Elles


I went to this for Juliette Binoche, who is my choice for the finest international film actress of her generation. She does not disappoint. But ELLES, even though it traverses familiar thematic territory, is worth seeing in its own right.

Binoche plays a journalist who is interviewing female university students who make ends meet working as prostitutes. The usual parallels are drawn between prostitution and intimate relationships of all sorts, from boyfriends and girlfriends to marriage, all of which involve some sort of exchange and spoken or unspoken contractual expectation. And of course, to capitalist society as a whole, ground well trod in the French-speaking cinema at least since Godard.

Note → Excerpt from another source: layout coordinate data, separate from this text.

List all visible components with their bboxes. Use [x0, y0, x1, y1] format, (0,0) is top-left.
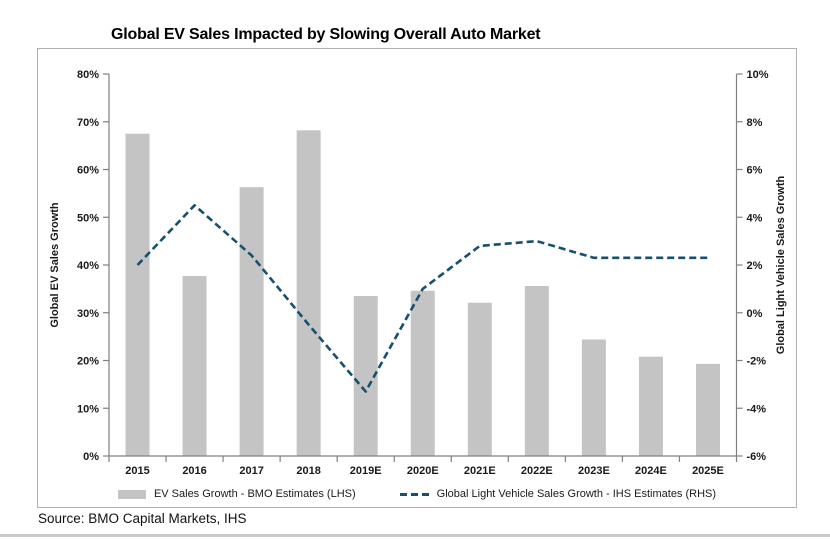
legend-item-bars: EV Sales Growth - BMO Estimates (LHS) — [117, 488, 356, 500]
left-axis-tick-label: 20% — [77, 356, 99, 368]
x-axis-label-2017: 2017 — [239, 465, 263, 477]
left-axis-tick-label: 30% — [77, 308, 99, 320]
left-axis-tick-label: 70% — [77, 117, 99, 129]
left-axis-tick-label: 10% — [77, 403, 99, 415]
x-axis-label-2016: 2016 — [182, 465, 206, 477]
bar-2023E — [581, 339, 606, 456]
left-axis-tick-label: 0% — [83, 451, 99, 463]
bar-2015 — [125, 133, 150, 456]
x-axis-label-2018: 2018 — [296, 465, 320, 477]
trend-line — [136, 204, 708, 393]
bar-2025E — [695, 363, 720, 456]
x-axis-label-2024E: 2024E — [635, 465, 667, 477]
x-axis-label-2025E: 2025E — [692, 465, 724, 477]
legend-label-line: Global Light Vehicle Sales Growth - IHS … — [436, 488, 717, 500]
right-axis-tick-label: -4% — [747, 403, 767, 415]
x-axis-label-2022E: 2022E — [521, 465, 553, 477]
left-axis-tick-label: 40% — [77, 260, 99, 272]
bottom-divider — [0, 534, 830, 537]
x-axis-label-2021E: 2021E — [464, 465, 496, 477]
bar-2020E — [410, 290, 435, 456]
right-axis-tick-label: -2% — [747, 356, 767, 368]
left-axis-tick-label: 50% — [77, 212, 99, 224]
source-note: Source: BMO Capital Markets, IHS — [38, 511, 247, 526]
bar-2024E — [638, 356, 663, 456]
right-axis-tick-label: 2% — [747, 260, 763, 272]
chart-frame: 0% 10% 20% 30% 40% 50% 60% 70% 80% -6% -4% -2% 0% 2% 4… — [37, 48, 797, 508]
bar-swatch-icon — [117, 489, 146, 499]
bar-2022E — [524, 286, 549, 456]
bar-2017 — [239, 187, 264, 457]
x-axis-label-2023E: 2023E — [578, 465, 610, 477]
x-axis-label-2020E: 2020E — [407, 465, 439, 477]
bar-2018 — [296, 130, 321, 456]
x-axis-label-2015: 2015 — [125, 465, 149, 477]
left-axis-tick-label: 80% — [77, 69, 99, 81]
legend: EV Sales Growth - BMO Estimates (LHS) Gl… — [38, 488, 796, 500]
chart-title: Global EV Sales Impacted by Slowing Over… — [111, 26, 541, 43]
right-axis-tick-label: 4% — [747, 212, 763, 224]
dashed-line-swatch-icon — [399, 492, 429, 496]
legend-item-line: Global Light Vehicle Sales Growth - IHS … — [399, 488, 717, 500]
right-axis-tick-label: 6% — [747, 165, 763, 177]
right-axis-tick-label: 8% — [747, 117, 763, 129]
right-axis-tick-label: 10% — [747, 69, 769, 81]
bar-2016 — [182, 275, 207, 456]
x-axis-label-2019E: 2019E — [350, 465, 382, 477]
right-axis-title: Global Light Vehicle Sales Growth — [775, 175, 787, 355]
legend-label-bars: EV Sales Growth - BMO Estimates (LHS) — [153, 488, 356, 500]
right-axis-tick-label: 0% — [747, 308, 763, 320]
chart-canvas: 0% 10% 20% 30% 40% 50% 60% 70% 80% -6% -4% -2% 0% 2% 4… — [77, 69, 769, 477]
bar-2021E — [467, 302, 492, 456]
right-axis-tick-label: -6% — [747, 451, 767, 463]
left-axis-tick-label: 60% — [77, 165, 99, 177]
left-axis-title: Global EV Sales Growth — [49, 202, 61, 328]
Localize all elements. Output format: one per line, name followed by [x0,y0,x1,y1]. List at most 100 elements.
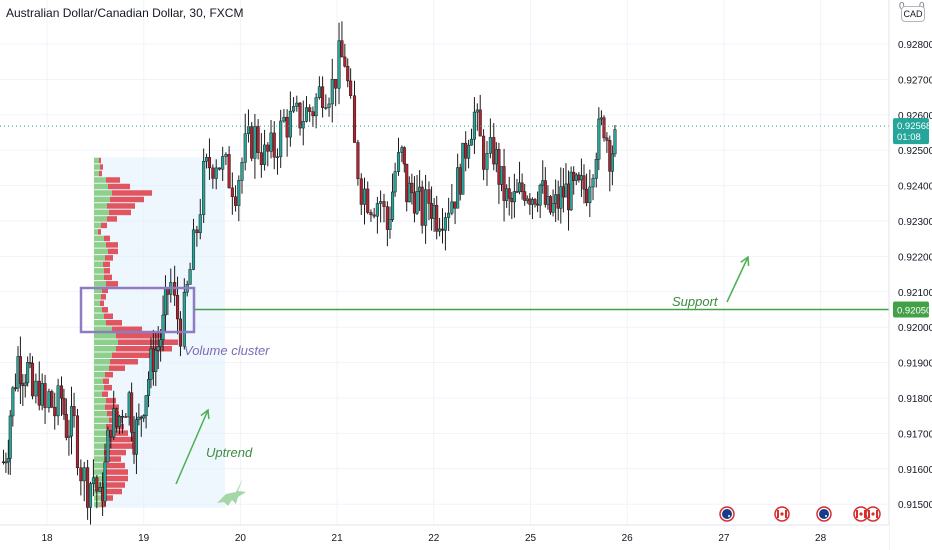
flag-stripe [785,510,787,518]
time-tick-label: 26 [622,533,634,544]
candle-bull [538,184,542,206]
candle-bull [432,205,436,219]
volume-bar-bear [116,345,172,352]
volume-bar-bear [102,391,108,397]
candle-bear [75,415,80,469]
support-arrow-head [740,255,750,267]
candle-bear [507,188,511,199]
volume-bar-bear [104,488,122,495]
candle-bull [275,156,280,158]
candle-bear [256,126,260,153]
candle-bull [6,458,10,463]
volume-bar-bull [94,242,106,248]
volume-bar-bull [94,255,105,261]
jet-icon [217,478,246,506]
volume-bar-bear [109,209,131,216]
candle-bear [405,163,409,203]
candle-bull [221,156,225,170]
bar-countdown: 01:08 [897,132,921,143]
currency-button[interactable]: CAD [901,6,925,22]
candle-bull [559,186,563,209]
volume-bar-bear [103,482,125,488]
candle-bear [402,147,406,165]
candle-bear [86,467,90,508]
volume-bar-bull [94,216,107,222]
candle-bull [415,190,419,214]
candle-bull [91,477,95,484]
flag-leaf [780,512,784,516]
volume-bar-bear [100,300,104,307]
candle-bear [195,229,199,234]
volume-bar-bear [104,449,126,456]
candle-bear [556,194,560,209]
time-tick-label: 25 [525,533,537,544]
candle-bull [424,189,428,226]
candle-bull [488,137,492,154]
price-tick-label: 0.91900 [898,359,932,370]
candle-bear [120,415,124,418]
candle-bull [304,107,309,122]
candle-bear [308,107,312,112]
volume-bar-bear [105,404,119,410]
candle-bear [585,188,589,204]
volume-bar-bull [94,436,108,443]
candle-bull [26,362,30,384]
price-tick-label: 0.92700 [898,75,932,86]
volume-bar-bear [116,333,164,339]
candle-bull [450,201,454,214]
candle-bull [379,201,383,204]
candle-bear [566,183,571,211]
price-tick-label: 0.91600 [898,465,932,476]
uptrend-arrow-head [200,408,210,420]
volume-bar-bear [112,190,152,196]
volume-bar-bear [104,475,128,482]
candle-bull [47,391,51,409]
candle-bull [156,346,160,351]
volume-bar-bear [106,242,118,248]
candle-bear [234,196,238,206]
volume-bar-bear [103,378,109,384]
volume-bar-bull [94,430,106,436]
candle-bull [191,229,196,270]
candle-bear [230,187,234,197]
volume-bar-bull [94,170,99,177]
candle-bull [597,118,601,160]
candle-bull [11,387,15,417]
price-tick-label: 0.91500 [898,500,932,511]
volume-bar-bear [110,196,144,203]
last-price-value: 0.92568 [897,121,931,132]
candle-bear [372,214,376,217]
candle-bear [59,385,64,399]
candle-bear [321,86,325,108]
time-axis[interactable] [0,525,889,550]
candle-bull [292,106,296,112]
candle-bear [130,392,134,433]
candle-bull [337,40,341,89]
candle-bull [447,212,451,218]
price-axis[interactable] [889,0,932,550]
candle-bull [117,415,122,427]
volume-bar-bull [94,157,99,164]
candle-bear [50,391,54,408]
volume-cluster-label: Volume cluster [184,343,270,358]
candle-bear [523,191,527,201]
candle-bull [461,142,465,195]
candle-bull [240,162,244,181]
candle-bull [23,382,27,387]
price-tick-label: 0.92100 [898,288,932,299]
candle-bull [4,461,8,464]
economic-events[interactable] [719,506,881,522]
candle-bear [435,205,439,232]
time-tick-label: 28 [815,533,827,544]
candle-bear [602,117,606,139]
volume-bar-bull [94,410,107,417]
candle-bull [574,174,578,181]
candle-bull [591,178,595,188]
candle-bear [64,414,68,438]
chart-title: Australian Dollar/Canadian Dollar, 30, F… [6,6,244,20]
volume-bar-bull [94,333,116,339]
candle-bull [161,314,165,340]
flag-field [819,509,829,519]
volume-bar-bull [94,326,112,333]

Beyond that, the film critiques the role played in erotic attraction and fulfillment by power, wealth and anonymity. The prostitutes tell themselves, not without justification, that some of the power is their hands – the price, the time spent, what is or is not permitted – and also that what they are doing gives them freedom and autonomy in other spheres. Yet of course there are always clients who don’t respect the limits, and the job becomes a trap that infects rather than liberates them in their other relationships, which nearly by definition must include some level of deception or non-communication.

All of which is sensitively done, and convincing in terms of the milieu, which makes sense given that the director, Malgorzata Szumowska, is the daughter of a prominent journalist.